When Tokyo 2020 was delayed for a year because of the pandemic and worries grew that the Games might be cancelled outright, Taurasi set up a countdown clock on her phone to whet her appetite amid the long wait: “267 days, 250 days,” she said. “Stressful. I’m happy we were here and we got it done.”
The Americans always do. But a record of consistent excellence brings its own challenges. “There’s always a lot of pressure when you put this jersey on to play at a high level and bring home the gold,” Taurasi, of the Phoenix Mercury, said. “This consumes us. It’s not like we just come out here and put the jersey on and think we’re going to win.”
Bird, of the Seattle Storm, agreed. “The Olympics is hard, guys, it’s really hard, there’s so much pressure involved,” she said. “I’m not going to miss the stress,. “So many things swirl in your head. There’s a relief that’s going to happen there for me. Because with USA basketball there is a lot of pressure.”
All the same, this event was a familiar and routine experience on the concluding day of an uncertain and dissonant Olympics. The sound of inevitability is the strains of The Star-Spangled Banner in a basketball arena during a medal ceremony. It’s hard to write about American Olympic basketball without deploying the word “consecutive” or synonyms thereof. These are not just teams, they are dynasties, reliably and relentlessly brilliant.
A day after the men took their fourth title on the trot, the women won their 55th Olympic game in a row. They were last defeated at Barcelona ’92. While the men wobbled at times and lost in the group stage to France, the nation they faced again in the final and beat 87-82, the women won all six of their matches and were only outscored in seven of 24 quarters.
It is not as if the gold medal games tend to offer much doubt or drama, either. Wide as it was, the 15-point margin of victory here was below the average of 23.4 during Team USA’s golden 25-year stretch.
Since women’s basketball entered the Olympics in 1976 the smallest winning margin in a gold medal match is seven points. That came in 1988 when the US beat Yugoslavia, 77-70. Overall the US has won nine of 12 women’s titles; the Soviet Union in 1976 and 1980 and the CIS team of former Soviet nations in 1992 claimed the others.
It is among the most dominant records in any sport. The US women’s water polo team, who won their third straight gold medal on Saturday, are in that conversation – but they did lose a game in Tokyo, their first Olympic reversal since 2008.
Still, there was novelty to be found in the identity of the US’s opponent, as Japan won its first basketball medal. They surprised France, 87-71, in their semi-final, reaching this showpiece with the help of assists from point guard Rui Machida and the three-point prowess of Yuki Miyazawa and Saki Hayashi.

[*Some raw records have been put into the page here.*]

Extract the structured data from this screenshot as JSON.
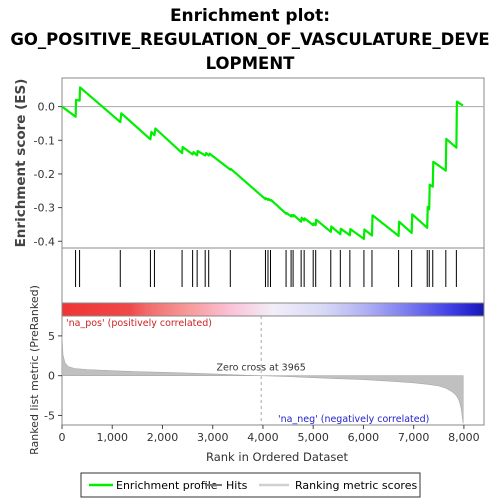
{
  "chart_data": {
    "type": "line",
    "title_lines": [
      "Enrichment plot:",
      "GO_POSITIVE_REGULATION_OF_VASCULATURE_DEVE",
      "LOPMENT"
    ],
    "xlabel": "Rank in Ordered Dataset",
    "xlim": [
      0,
      8400
    ],
    "x_ticks": [
      0,
      1000,
      2000,
      3000,
      4000,
      5000,
      6000,
      7000,
      8000
    ],
    "x_tick_labels": [
      "0",
      "1,000",
      "2,000",
      "3,000",
      "4,000",
      "5,000",
      "6,000",
      "7,000",
      "8,000"
    ],
    "es_panel": {
      "ylabel": "Enrichment score (ES)",
      "ylim": [
        -0.42,
        0.085
      ],
      "y_ticks": [
        0.0,
        -0.1,
        -0.2,
        -0.3,
        -0.4
      ],
      "y_tick_labels": [
        "0.0",
        "-0.1",
        "-0.2",
        "-0.3",
        "-0.4"
      ],
      "line_color": "#00ff00",
      "x": [
        0,
        270,
        280,
        350,
        360,
        1160,
        1180,
        1760,
        1780,
        1840,
        1860,
        2390,
        2400,
        2600,
        2620,
        2690,
        2700,
        2850,
        2870,
        2920,
        2940,
        3350,
        3360,
        4050,
        4060,
        4100,
        4110,
        4150,
        4160,
        4460,
        4470,
        4560,
        4570,
        4600,
        4610,
        4760,
        4770,
        4820,
        4830,
        5000,
        5010,
        5050,
        5060,
        5350,
        5360,
        5540,
        5550,
        5730,
        5740,
        6010,
        6020,
        6170,
        6180,
        6700,
        6710,
        6960,
        6970,
        7270,
        7280,
        7310,
        7320,
        7380,
        7390,
        7640,
        7650,
        7850,
        7860,
        7980
      ],
      "y": [
        0.0,
        -0.03,
        0.02,
        0.018,
        0.057,
        -0.046,
        -0.02,
        -0.097,
        -0.075,
        -0.085,
        -0.065,
        -0.138,
        -0.12,
        -0.142,
        -0.135,
        -0.145,
        -0.132,
        -0.145,
        -0.138,
        -0.145,
        -0.14,
        -0.187,
        -0.185,
        -0.275,
        -0.272,
        -0.277,
        -0.274,
        -0.279,
        -0.277,
        -0.318,
        -0.316,
        -0.326,
        -0.322,
        -0.326,
        -0.322,
        -0.342,
        -0.33,
        -0.338,
        -0.332,
        -0.352,
        -0.347,
        -0.352,
        -0.336,
        -0.372,
        -0.356,
        -0.379,
        -0.363,
        -0.382,
        -0.364,
        -0.393,
        -0.365,
        -0.383,
        -0.323,
        -0.384,
        -0.342,
        -0.375,
        -0.32,
        -0.36,
        -0.298,
        -0.305,
        -0.232,
        -0.238,
        -0.164,
        -0.19,
        -0.096,
        -0.122,
        0.015,
        0.003
      ]
    },
    "hits_panel": {
      "hits": [
        270,
        350,
        1160,
        1760,
        1840,
        2390,
        2600,
        2690,
        2850,
        2920,
        3350,
        4050,
        4100,
        4150,
        4460,
        4560,
        4600,
        4760,
        4820,
        5000,
        5050,
        5350,
        5540,
        5730,
        6010,
        6170,
        6700,
        6960,
        7270,
        7310,
        7380,
        7640,
        7850
      ]
    },
    "metric_panel": {
      "ylabel": "Ranked list metric (PreRanked)",
      "ylim": [
        -6.2,
        7.5
      ],
      "y_ticks": [
        5,
        0,
        -5
      ],
      "y_tick_labels": [
        "5",
        "0",
        "-5"
      ],
      "label_pos": "'na_pos' (positively correlated)",
      "label_neg": "'na_neg' (negatively correlated)",
      "zero_cross_label": "Zero cross at 3965",
      "zero_cross": 3965,
      "x": [
        0,
        20,
        60,
        120,
        250,
        500,
        1000,
        1500,
        2000,
        2500,
        3000,
        3500,
        3965,
        4500,
        5000,
        5500,
        6000,
        6500,
        7000,
        7300,
        7500,
        7650,
        7750,
        7820,
        7870,
        7900,
        7920,
        7945,
        7960,
        7975,
        7985
      ],
      "y": [
        5.0,
        2.6,
        1.6,
        1.15,
        0.9,
        0.78,
        0.62,
        0.5,
        0.42,
        0.32,
        0.22,
        0.1,
        0.0,
        -0.12,
        -0.25,
        -0.38,
        -0.5,
        -0.68,
        -0.9,
        -1.1,
        -1.3,
        -1.6,
        -1.95,
        -2.3,
        -2.7,
        -3.1,
        -3.5,
        -4.1,
        -4.8,
        -5.5,
        -6.0
      ]
    },
    "legend": {
      "items": [
        "Enrichment profile",
        "Hits",
        "Ranking metric scores"
      ]
    }
  }
}
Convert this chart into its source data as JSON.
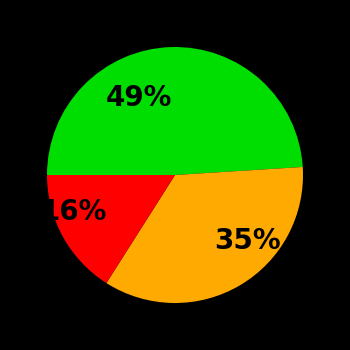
{
  "slices": [
    49,
    35,
    16
  ],
  "colors": [
    "#00dd00",
    "#ffaa00",
    "#ff0000"
  ],
  "labels": [
    "49%",
    "35%",
    "16%"
  ],
  "background_color": "#000000",
  "startangle": 180,
  "figsize": [
    3.5,
    3.5
  ],
  "dpi": 100,
  "label_fontsize": 20
}
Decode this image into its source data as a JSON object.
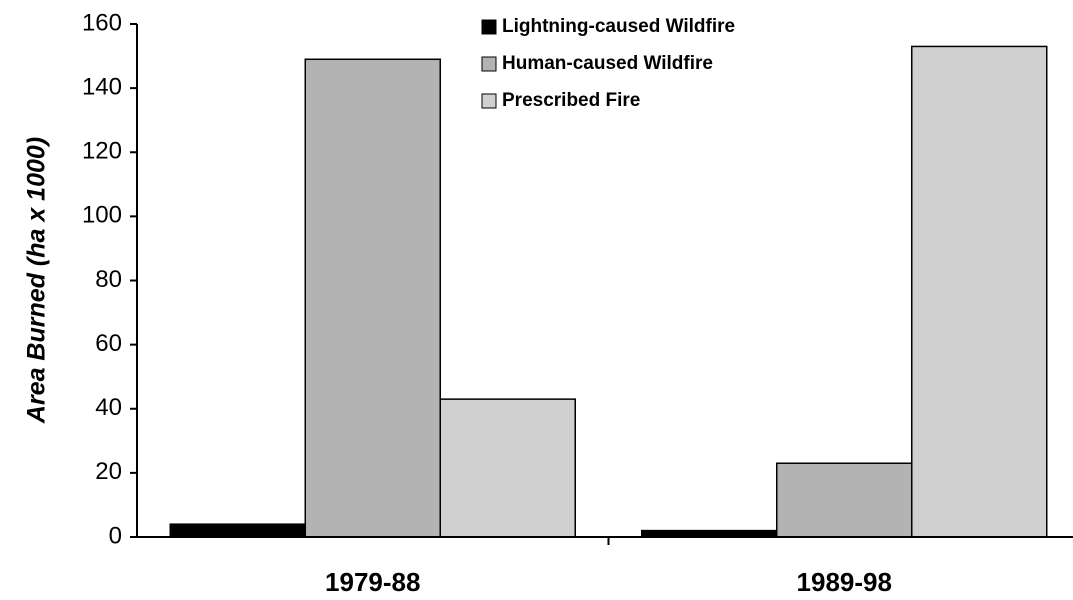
{
  "chart_data": {
    "type": "bar",
    "y_label": "Area Burned (ha x 1000)",
    "categories": [
      "1979-88",
      "1989-98"
    ],
    "series": [
      {
        "name": "Lightning-caused Wildfire",
        "color": "#000000",
        "values": [
          4,
          2
        ]
      },
      {
        "name": "Human-caused Wildfire",
        "color": "#b3b3b3",
        "values": [
          149,
          23
        ]
      },
      {
        "name": "Prescribed Fire",
        "color": "#d0d0d0",
        "values": [
          43,
          153
        ]
      }
    ],
    "ylim": [
      0,
      160
    ],
    "yticks": [
      0,
      20,
      40,
      60,
      80,
      100,
      120,
      140,
      160
    ],
    "legend": "top"
  }
}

But the US, with its roster of WNBA stars, defeated them 86-69 in the group stage and the rematch was equally unbalanced. Japan made only 36% of their field goal attempts and this was a a physical mismatch underlined by a 30-point haul for Brittney Griner, the 6ft8in Phoenix centre. Her team-mate A’ja Wilson of the Las Vegas Aces contributed 19 points.
The US led 50-39 at the mid-point. By then it was already evident that the biggest source of intrigue would be whether the half-time entertainment, the CUE5 robot, would sink all its shots. (It missed twice from half court and put its head in its hands before making its third attempt.)
Coached by an American, Tom Hovasse, who played two NBA games for the Atlanta Hawks in 1994, a talented and fun to watch Japan line-up was cheered on – or, more accurately, applauded in accordance with pandemic rules – by several hundred volunteers in a cavernous venue with a retractable stand that once housed a John Lennon Museum.
There was unexpected support for Bird in the stands in the shape of her fiancée, Megan Rapinoe, who won bronze in Japan with the US soccer team. “Megan somehow finagled a media credential and got herself in this arena today. We didn’t really know it was going to happen until two days ago. I feel very lucky that she was here to witness it,” Bird said. They embraced at the end. “I told her I loved her and told her I was tired.”